The P/E and all the fundamentals I have ever learned / studied point to a bigger than '29 and then add in the speed of computers compared to '29 or even '08, it is going to be huge.

I don't know when, but it will be soon. IMHO
maybe crypto petro or maybe iran-russia oil maybe some other trigger, but soon.....

so relatively, crypto is 'safe' juts hodl is enough IMHO

But I'm just an old fart, been there done that around the block a few times but what do I know.? But I do sense a certain amount of 'controlled' media that has been going on :-)

Time will tell.

Yes, volatility is usually associated with predictability, a static sideways market is more likely to be just random noise than a swinging market, so that should be easier to predict.

As for the stock market, it's economically inevitable for it to crash, but I don't think it's politically viable, so they will just keep pumping it up, so I think the endgame will be hyperinflation of the USD, perhaps hyperinflation of all fiat currencies at the same time since the ECB and other major central banks have huge exposure to the dollar as well, if it goes south, all of them go south.

I agree, one down all down!
I also think sooner than later.
Time will tell.

No, in the case of a hyperinflation the stock market would skyrocket, but that would be just an illusion of wealth since the currency would fall quicker than the stock market rising.
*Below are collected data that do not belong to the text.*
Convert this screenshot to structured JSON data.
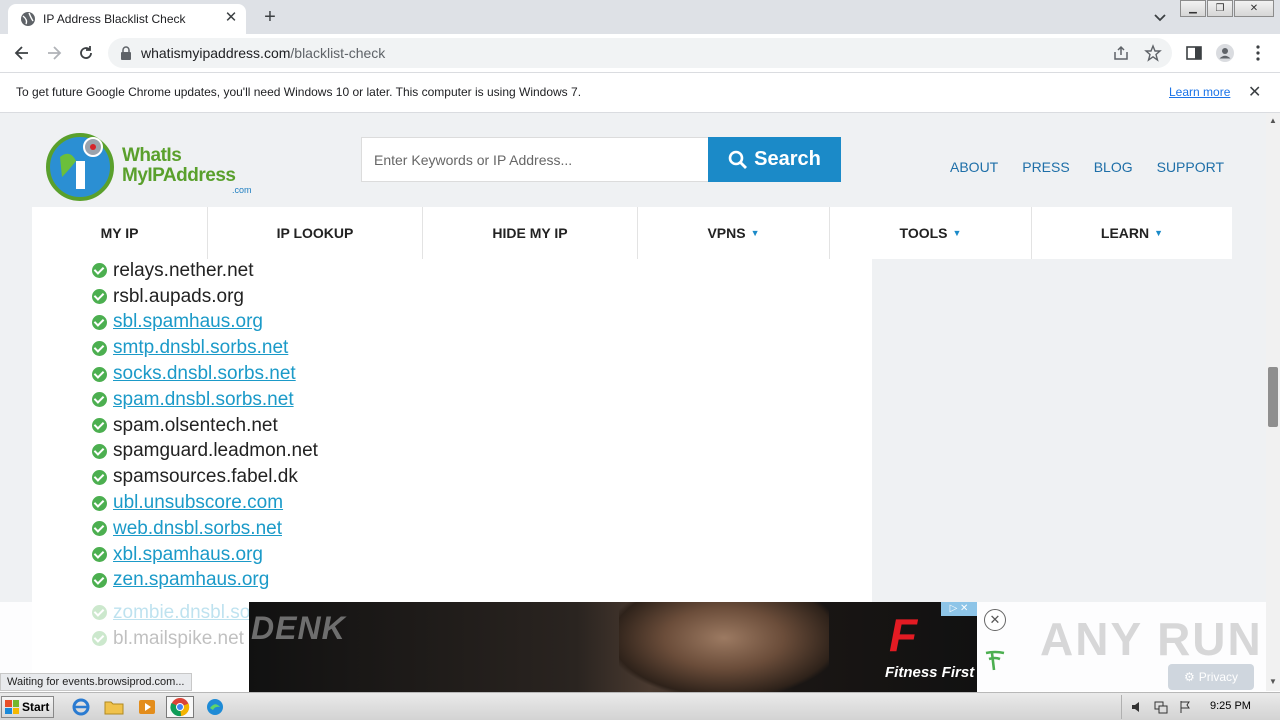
{
  "browser": {
    "tab_title": "IP Address Blacklist Check",
    "url_domain": "whatismyipaddress.com",
    "url_path": "/blacklist-check",
    "infobar_text": "To get future Google Chrome updates, you'll need Windows 10 or later. This computer is using Windows 7.",
    "learn_more": "Learn more",
    "status_text": "Waiting for events.browsiprod.com..."
  },
  "site": {
    "logo_line1": "WhatIs",
    "logo_line2": "MyIPAddress",
    "logo_suffix": ".com",
    "search_placeholder": "Enter Keywords or IP Address...",
    "search_button": "Search",
    "top_links": [
      "ABOUT",
      "PRESS",
      "BLOG",
      "SUPPORT"
    ],
    "nav": [
      {
        "label": "MY IP",
        "dropdown": false
      },
      {
        "label": "IP LOOKUP",
        "dropdown": false
      },
      {
        "label": "HIDE MY IP",
        "dropdown": false
      },
      {
        "label": "VPNS",
        "dropdown": true
      },
      {
        "label": "TOOLS",
        "dropdown": true
      },
      {
        "label": "LEARN",
        "dropdown": true
      }
    ]
  },
  "blacklist": [
    {
      "name": "relays.nether.net",
      "link": false
    },
    {
      "name": "rsbl.aupads.org",
      "link": false
    },
    {
      "name": "sbl.spamhaus.org",
      "link": true
    },
    {
      "name": "smtp.dnsbl.sorbs.net",
      "link": true
    },
    {
      "name": "socks.dnsbl.sorbs.net",
      "link": true
    },
    {
      "name": "spam.dnsbl.sorbs.net",
      "link": true
    },
    {
      "name": "spam.olsentech.net",
      "link": false
    },
    {
      "name": "spamguard.leadmon.net",
      "link": false
    },
    {
      "name": "spamsources.fabel.dk",
      "link": false
    },
    {
      "name": "ubl.unsubscore.com",
      "link": true
    },
    {
      "name": "web.dnsbl.sorbs.net",
      "link": true
    },
    {
      "name": "xbl.spamhaus.org",
      "link": true
    },
    {
      "name": "zen.spamhaus.org",
      "link": true
    }
  ],
  "blacklist_faded": [
    {
      "name": "zombie.dnsbl.so",
      "link": true
    },
    {
      "name": "bl.mailspike.net",
      "link": false
    }
  ],
  "ad": {
    "brand_left": "DENK",
    "logo_letter": "F",
    "logo_text": "Fitness First",
    "privacy": "Privacy"
  },
  "watermark": "ANY RUN",
  "taskbar": {
    "start": "Start",
    "clock": "9:25 PM"
  },
  "colors": {
    "accent": "#1b8ac8",
    "link": "#1b9ac8",
    "check": "#4caf50"
  }
}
Thus your true pruchasing would would go down no matter what you would do (except if you'd find a market that would go up quicker than the fiat would fall, perhaps cryptos).

It would be an illusion of wealth. In fact right now, most of the stock market growth is inflation, the net growth may be negative.

It's not in the USA since the USD is a global reserve currency, but in other countries the stock market growth is effectively smaller than the true inflation rate. So most people are losing money day in day out.

I am talking about BUY & HOLD strategies. Like buying an index.

Of course that is the basic expectanc of the stock market, but with some careful analysis it might be possible to outperform that with either good stock picks or higher frequency trading of the index with leverage.

Interesting thoughts. Thank you.